“We sometimes need to cut a forest tree down for wood to build our house or for firewood, but before we cut it we speak to the tree. We tell the tree why we need it and we thank the tree for providing us with this wood which will help us survive. Then we ask the tree and all the nature around it for forgiveness because we know that our duty is to protect and care for the forest, not exploit it. All life is precious and we know that not only does the tree have life, but there are many animals and insects that survive because of the tree. We have deep respect for this environment that God has given us as a responsibility.”
These words, from an indigenous woman, were shared recently at a conference here in Cambodia on “Our Faith Listens to the Earth.” Catholics, Protestants, Buddhists, Muslims and Indigenous people gathered for the two-day conference to reflect on what we, as people of faith, should be doing and saying about the destruction of the forests in Cambodia for the economic benefits of a few.
The most passionate voice came from the Indigenous participants and their stories echoed what I have heard from other Indigenous people around Asia. Last year in the School of Peace two Indigenous women from North America (they call it Turtle Island) share the same sentiments when talking about the tradition of Indigenous people to “walk softly on Mother Earth and do not pollute Father Sky.”
Buddhist monks attending the conference shared how they sometimes ordain trees as monks to prevent “developers” from chopping them down to make way for another golf course or a banana plantation.
A Muslim participant quoted words from the Koran teaching us that all the environment is sacred and must be treated with dignity. Planting trees, he said, is an act of charity and we are called upon by Allah to allow all people and animals to eat freely of the fruit of the tree because it is a gift to all the world.
A Catholic Nun spoke of the creation story, emphasizing that God was the Creator, and thus the owner, of all the universe and it is our responsibility to make sure this universe is clean and protected.
As I listened to all of these voices the words of Psalms 24:1 kept going through my thoughts: “The earth is the Lord’s and everything in it, the world and its inhabitants too.” That is a beautiful verse and I remember learning it as a small child in Sunday School.
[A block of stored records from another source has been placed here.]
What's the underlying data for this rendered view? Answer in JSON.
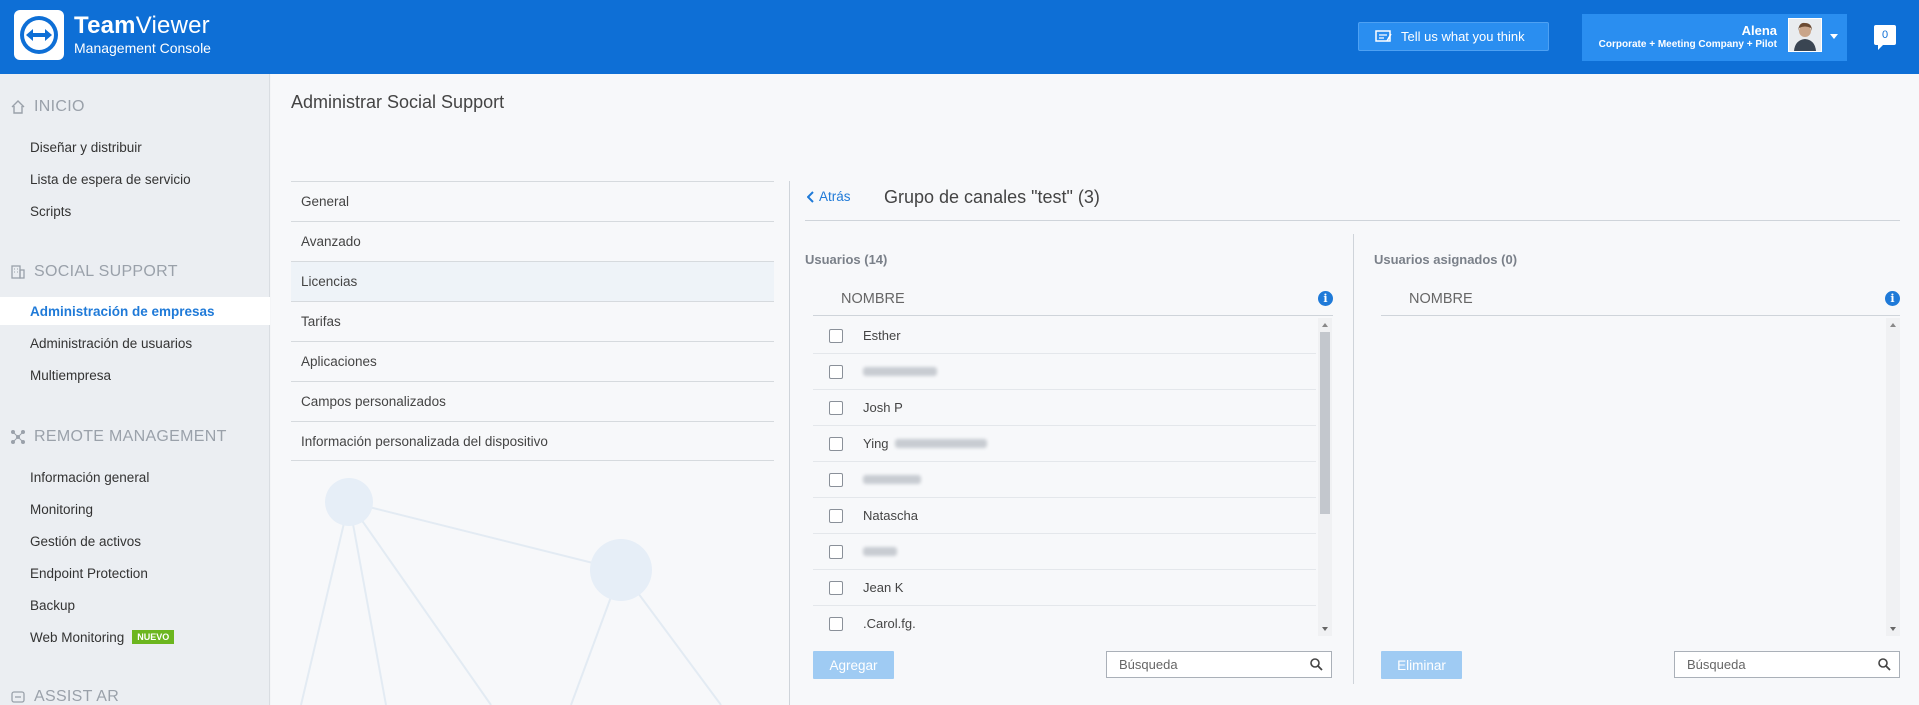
{
  "header": {
    "brand_bold": "Team",
    "brand_light": "Viewer",
    "brand_sub": "Management Console",
    "feedback_label": "Tell us what you think",
    "user_name": "Alena",
    "user_company": "Corporate + Meeting Company + Pilot",
    "notif_count": "0",
    "accent": "#0e6fd6"
  },
  "sidebar": {
    "sections": [
      {
        "title": "INICIO",
        "icon": "home-icon",
        "items": [
          "Diseñar y distribuir",
          "Lista de espera de servicio",
          "Scripts"
        ]
      },
      {
        "title": "SOCIAL SUPPORT",
        "icon": "building-icon",
        "items": [
          "Administración de empresas",
          "Administración de usuarios",
          "Multiempresa"
        ]
      },
      {
        "title": "REMOTE MANAGEMENT",
        "icon": "network-icon",
        "items": [
          "Información general",
          "Monitoring",
          "Gestión de activos",
          "Endpoint Protection",
          "Backup",
          "Web Monitoring"
        ]
      },
      {
        "title": "ASSIST AR",
        "icon": "ar-icon",
        "items": []
      }
    ],
    "active_item": "Administración de empresas",
    "new_badge": "NUEVO"
  },
  "page": {
    "title": "Administrar Social Support",
    "menu": [
      "General",
      "Avanzado",
      "Licencias",
      "Tarifas",
      "Aplicaciones",
      "Campos personalizados",
      "Información personalizada del dispositivo"
    ]
  },
  "panel": {
    "back_label": "Atrás",
    "group_title": "Grupo de canales \"test\" (3)",
    "left": {
      "label": "Usuarios (14)",
      "column": "NOMBRE",
      "rows": [
        "Esther",
        "",
        "Josh P",
        "Ying",
        "",
        "Natascha",
        "",
        "Jean K",
        ".Carol.fg."
      ],
      "button": "Agregar",
      "search_placeholder": "Búsqueda"
    },
    "right": {
      "label": "Usuarios asignados (0)",
      "column": "NOMBRE",
      "button": "Eliminar",
      "search_placeholder": "Búsqueda"
    }
  }
}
But I don’t think I really thought deeply about its meaning until this short conference.
We seem to have become a very possessive people. “This is my land.” “These are my trees.” “These are my natural resources.” And so we feel it is our right to cut, chop, dig, blow up, hew down and sell off anything that is on “our land.” But Psalms 24: 1 would challenge us on that. All of this actually belongs to the Lord and we have no right to exploit it just for our sole economic benefit. The trees are needed, not just for building our houses, but for the birds, the insects and the various animals. They were all created by God and we are responsible to care gently for them.
The voices of the Indigenous Peoples reflect deeply an understanding that we are not the owners of God’s creation, but rather its protectors. When they speak to the tree before cutting it down, they are not worshiping the tree, rather they are worshiping the Creator, thanking the Creator for giving us all that we need and seeking forgiveness for when we show disrespect for all the bounty provided for us. We must learn from the Indigenous voices. They can, and must, teach us how to recognize that “The earth is the Lord’s.”